Tension emerged in the 2019-20 season when former Houston Rockets general manager Daryl Morey tweeted out support for Hong Kong protestors shortly before the Los Angeles Lakers and Brooklyn Nets played a pair of preseason games in Shenzhen and Beijing. Although Silver defended Morey’s freedom of speech and resisted pressure from the Chinese government to fire him, Silver stressed that Morey’s views did not reflect the NBA’s.
“It certainly doesn’t mean that we are blessing everything that happens in China by any means. We are at root an American company, and so we follow U.S. government policy,” Silver said. “But it’s my expectation that we will continue to distribute our games in China through their service, Tencent, and others, and that we can play a productive role in helping the people of the United States and the people of China have a better understanding of each other, and see that we’re all human beings and that there is commonality between us.”

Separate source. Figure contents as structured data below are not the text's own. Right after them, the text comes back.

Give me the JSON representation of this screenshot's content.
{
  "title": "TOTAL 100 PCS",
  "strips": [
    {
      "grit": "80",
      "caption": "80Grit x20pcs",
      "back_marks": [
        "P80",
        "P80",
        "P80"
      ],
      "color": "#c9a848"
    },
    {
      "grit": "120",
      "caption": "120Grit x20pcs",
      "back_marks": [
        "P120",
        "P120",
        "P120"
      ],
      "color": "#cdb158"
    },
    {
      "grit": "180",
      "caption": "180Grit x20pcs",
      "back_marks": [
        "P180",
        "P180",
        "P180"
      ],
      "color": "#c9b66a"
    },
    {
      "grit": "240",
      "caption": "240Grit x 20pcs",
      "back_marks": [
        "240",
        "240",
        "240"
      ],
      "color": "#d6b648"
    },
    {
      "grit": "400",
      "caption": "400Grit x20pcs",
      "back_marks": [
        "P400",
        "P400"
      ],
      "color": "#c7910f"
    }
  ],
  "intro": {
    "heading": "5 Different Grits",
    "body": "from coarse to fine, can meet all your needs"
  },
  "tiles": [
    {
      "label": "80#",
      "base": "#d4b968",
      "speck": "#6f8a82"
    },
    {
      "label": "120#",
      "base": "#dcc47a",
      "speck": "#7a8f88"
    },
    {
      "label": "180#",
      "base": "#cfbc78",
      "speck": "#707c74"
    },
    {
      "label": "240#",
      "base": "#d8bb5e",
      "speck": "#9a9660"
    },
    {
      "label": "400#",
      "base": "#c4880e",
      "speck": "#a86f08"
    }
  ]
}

How diverse are the NBA head coaching positions?
Silver offered mixed reviews on how the NBA used its offseason head-coaching vacancies to improve its diversity.
The NBA has 10 Black head coaches following the recent hirings with the Dallas Mavericks (Jason Kidd), Portland Trail Blazers (Chauncey Billups) and Boston Celtics (Ime Udoka) after only having seven this season.
“We have seen positive developments there in terms of the number of vacancies that are being filled,” Silver said. “This is something that requires daily attention. So again, positive movement in that direction, but we’re not going to rest on our laurels there.”
As for women? The NBA does not have a woman head coach despite San Antonio Spurs assistant Becky Hammon fielding multiple job interviews for head-coaching vacancies. The New Orleans Pelicans, Orlando Magic and Washington Wizards still have vacancies, making it both possible and unclear if the league’s representation will improve.
“It’s a little bit frustrating. It’s an area where even just looking around the room here, you would like to see more women represented in the room here today, in all aspects of our business,” Silver said. “We have historically made more progress on race rather than on gender. But I think that’s beginning to change. It’s slow. It’s frustrating. But it’s the work that we have to do every day to change.”